I don’t know that I would say that desire is fueled, per se. I think it’s discovered. Look, you don’t know you’re going to want to play the trombone. But when you see it and you hear and go ‘WOAH!’—and it’s that feeling of “WOAH!”—you kind of stumble on it. Once it’s there, you know, [desire] is all a matter of attitude at that point. If you find [the work] enjoyable, then, easy enough.

 

If it stops being enjoyable, it’s your duty to ask, “Why?” What’s stopped being fun? Has it changed? Have I changed? Have I simply gotten what I needed from this experience and it’s time for a new experience? Is the practice getting to hard? Am I lazy? Why aren’t these things energetically easy enough for this to be fun anymore? [Desire] is something you can go searching for—people spend their whole lives searching for it. It’s like marriages: when the spark leaves the marriage, that doesn’t mean the marriage is over. It just means a new paradigm has occurred and people get to decide….well, this may be controversial, but I believe people get to decide how they feel about things.

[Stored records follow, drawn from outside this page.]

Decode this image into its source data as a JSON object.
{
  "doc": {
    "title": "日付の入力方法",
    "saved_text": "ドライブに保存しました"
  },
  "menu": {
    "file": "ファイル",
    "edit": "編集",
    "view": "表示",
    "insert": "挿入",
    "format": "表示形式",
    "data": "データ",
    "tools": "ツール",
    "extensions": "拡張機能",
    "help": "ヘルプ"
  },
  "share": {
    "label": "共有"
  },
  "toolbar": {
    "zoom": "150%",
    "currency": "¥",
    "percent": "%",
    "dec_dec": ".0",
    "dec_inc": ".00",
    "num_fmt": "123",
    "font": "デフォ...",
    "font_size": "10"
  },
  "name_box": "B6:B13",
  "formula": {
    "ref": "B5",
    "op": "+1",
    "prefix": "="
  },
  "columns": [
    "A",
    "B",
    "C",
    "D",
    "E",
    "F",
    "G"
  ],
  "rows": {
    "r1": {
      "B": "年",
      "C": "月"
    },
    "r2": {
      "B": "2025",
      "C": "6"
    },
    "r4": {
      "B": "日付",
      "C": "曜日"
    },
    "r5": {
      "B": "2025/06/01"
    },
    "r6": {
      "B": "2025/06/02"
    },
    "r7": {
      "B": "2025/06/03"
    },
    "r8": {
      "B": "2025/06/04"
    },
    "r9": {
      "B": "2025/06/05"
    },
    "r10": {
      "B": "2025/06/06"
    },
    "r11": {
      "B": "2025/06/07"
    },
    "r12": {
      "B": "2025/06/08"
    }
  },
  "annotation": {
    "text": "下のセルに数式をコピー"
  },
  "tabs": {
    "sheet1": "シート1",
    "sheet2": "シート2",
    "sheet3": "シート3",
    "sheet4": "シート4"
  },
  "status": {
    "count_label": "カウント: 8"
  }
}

People have reactions, emotions come up, but you don’t have to compulsively react to those emotions. You get to live with them for a while and decide if you like having that emotion. Do I like being angry? I don’t really like being angry. Well, if I don’t really like being angry then it is kind of my responsibility to figure out why I’m angry so I can release that. It’s the thing with anything: I enjoy this, so let’s figure out how to continue to make this an enjoyable thing by identifying why it’s enjoyable. If you tap into why something is enjoyable, it makes it easier to stay within a framework [of working in ways that bring you joy]. If you like roller coasters because of the adrenaline rush and you stop getting the adrenaline rush when you ride them, you’re going to stop riding roller coasters.

 

That’s something teachers and other educators might really be able to tap into by understanding what gets young artists of any discipline really excited about their work. It sounds like, since so much of teaching is about helping students discover themselves, that much of this is about helping students discover their own paradigm of learning and desire.Is there anything else you can think of that I may not have touched on regarding cultivating young artists?

 

I think science and art are the yin and the yan of existence: science, the attention to discovering structures and the art, the attention on stepping back from those structures to see a wider picture. It’s tough to enjoy the smile on the Mona Lisa when you’re examining the flesh-colored paint. But! The paint is still necessary--Bernoulli, the Divine Proportion--it takes study of structures in order to be able to put it together through your heart-center and turn structure intro art. There’s a jumping off point where structure is so delicately put together it becomes art, and when you can recognize the beauty in a structure you can see the art in everything.